Margaux, malgré le fait qu'elle ait abattu l'intégralité du travail, préparé les diapositives et écrit le texte, se fait saboter par sa timidité. Parler devant une trentaine d'adolescents ennuyés brise visiblement toute forme de confiance en elle. Ses mots peinent à sortir de sa bouche, ses phrases se cassent parfois en pleine course avant d'être reformulées, sa voix basse aurait dû pousser les lycéens du dernier rang à lui demander de parler plus fort s'ils en avaient eu quelque chose à faire de ce qu'elle racontait. Elle piétine timidement, les yeux baissés. Personne, à part le professeur, n'a le courage d'écouter son discours. 

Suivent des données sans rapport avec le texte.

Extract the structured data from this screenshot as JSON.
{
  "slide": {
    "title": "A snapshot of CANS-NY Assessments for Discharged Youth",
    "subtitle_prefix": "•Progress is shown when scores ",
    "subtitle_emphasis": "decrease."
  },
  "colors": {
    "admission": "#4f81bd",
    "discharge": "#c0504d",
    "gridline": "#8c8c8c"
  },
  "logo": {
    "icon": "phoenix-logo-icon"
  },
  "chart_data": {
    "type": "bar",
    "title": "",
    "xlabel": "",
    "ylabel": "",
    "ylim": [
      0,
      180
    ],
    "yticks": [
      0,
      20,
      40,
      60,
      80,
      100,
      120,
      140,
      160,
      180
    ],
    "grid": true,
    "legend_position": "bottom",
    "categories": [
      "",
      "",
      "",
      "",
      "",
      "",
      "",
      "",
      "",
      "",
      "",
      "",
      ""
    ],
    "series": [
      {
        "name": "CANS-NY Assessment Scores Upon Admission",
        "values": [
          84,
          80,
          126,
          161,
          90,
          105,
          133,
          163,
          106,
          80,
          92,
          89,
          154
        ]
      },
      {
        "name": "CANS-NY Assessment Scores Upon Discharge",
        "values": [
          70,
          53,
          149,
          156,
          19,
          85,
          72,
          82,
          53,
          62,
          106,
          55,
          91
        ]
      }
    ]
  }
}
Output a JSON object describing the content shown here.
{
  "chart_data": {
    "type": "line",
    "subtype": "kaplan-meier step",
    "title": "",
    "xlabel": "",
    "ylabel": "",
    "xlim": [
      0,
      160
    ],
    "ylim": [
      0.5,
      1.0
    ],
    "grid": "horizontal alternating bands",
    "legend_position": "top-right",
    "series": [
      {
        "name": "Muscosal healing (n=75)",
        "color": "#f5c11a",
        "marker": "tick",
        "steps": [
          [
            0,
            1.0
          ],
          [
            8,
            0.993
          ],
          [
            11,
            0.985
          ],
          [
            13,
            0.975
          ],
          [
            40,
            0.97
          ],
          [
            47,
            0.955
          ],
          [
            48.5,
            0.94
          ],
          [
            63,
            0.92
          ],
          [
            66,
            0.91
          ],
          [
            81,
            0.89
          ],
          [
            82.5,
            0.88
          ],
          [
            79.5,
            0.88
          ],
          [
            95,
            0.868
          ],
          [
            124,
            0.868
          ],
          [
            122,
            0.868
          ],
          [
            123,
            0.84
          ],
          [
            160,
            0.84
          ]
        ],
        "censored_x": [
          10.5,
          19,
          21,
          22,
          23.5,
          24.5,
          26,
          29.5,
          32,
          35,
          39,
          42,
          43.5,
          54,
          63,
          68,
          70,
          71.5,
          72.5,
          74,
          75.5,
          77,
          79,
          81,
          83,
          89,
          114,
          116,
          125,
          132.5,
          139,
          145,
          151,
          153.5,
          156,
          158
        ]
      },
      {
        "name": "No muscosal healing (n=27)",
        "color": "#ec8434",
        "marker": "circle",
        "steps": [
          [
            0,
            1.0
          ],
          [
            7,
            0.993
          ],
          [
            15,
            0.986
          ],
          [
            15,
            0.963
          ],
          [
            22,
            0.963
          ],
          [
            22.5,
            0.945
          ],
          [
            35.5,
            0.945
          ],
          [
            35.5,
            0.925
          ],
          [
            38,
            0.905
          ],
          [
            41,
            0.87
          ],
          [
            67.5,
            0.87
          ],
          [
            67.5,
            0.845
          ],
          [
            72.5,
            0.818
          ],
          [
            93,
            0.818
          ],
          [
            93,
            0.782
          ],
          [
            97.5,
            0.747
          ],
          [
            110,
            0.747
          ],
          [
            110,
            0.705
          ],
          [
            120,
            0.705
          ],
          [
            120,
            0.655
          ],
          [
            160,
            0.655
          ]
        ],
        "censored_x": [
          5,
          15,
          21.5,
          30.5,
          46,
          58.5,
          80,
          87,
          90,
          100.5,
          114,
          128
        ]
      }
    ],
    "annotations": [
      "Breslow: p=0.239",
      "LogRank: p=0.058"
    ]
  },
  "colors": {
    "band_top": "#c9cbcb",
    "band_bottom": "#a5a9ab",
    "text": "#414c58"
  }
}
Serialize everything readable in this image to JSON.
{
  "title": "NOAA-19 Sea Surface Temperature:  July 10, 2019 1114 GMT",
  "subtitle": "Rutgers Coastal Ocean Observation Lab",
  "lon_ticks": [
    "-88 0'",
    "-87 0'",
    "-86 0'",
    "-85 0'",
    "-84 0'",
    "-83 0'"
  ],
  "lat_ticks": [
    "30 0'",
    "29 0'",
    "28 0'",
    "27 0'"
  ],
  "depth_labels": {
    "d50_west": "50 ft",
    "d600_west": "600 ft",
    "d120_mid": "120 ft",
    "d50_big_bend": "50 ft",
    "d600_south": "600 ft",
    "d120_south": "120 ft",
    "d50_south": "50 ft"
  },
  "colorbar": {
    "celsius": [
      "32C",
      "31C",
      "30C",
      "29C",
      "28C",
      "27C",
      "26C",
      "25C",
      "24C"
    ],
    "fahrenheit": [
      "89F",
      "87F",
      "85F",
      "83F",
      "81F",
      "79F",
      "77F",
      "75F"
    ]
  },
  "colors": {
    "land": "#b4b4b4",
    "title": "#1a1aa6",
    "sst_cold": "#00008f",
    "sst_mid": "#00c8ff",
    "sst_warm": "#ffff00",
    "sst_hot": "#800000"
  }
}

Quant à moi, le fait que je n'ai pas touché une seule seconde au contenu de cet exposé me handicape sévèrement. En dépit des compétences partagées par Paul et de la feuille de notes que Margaux m'a partagée, je peux difficilement donner l'illusion de m'être préparée. Je découvre, slide après slide, des thèmes autour desquels j'essaie de broder avec un succès variable. 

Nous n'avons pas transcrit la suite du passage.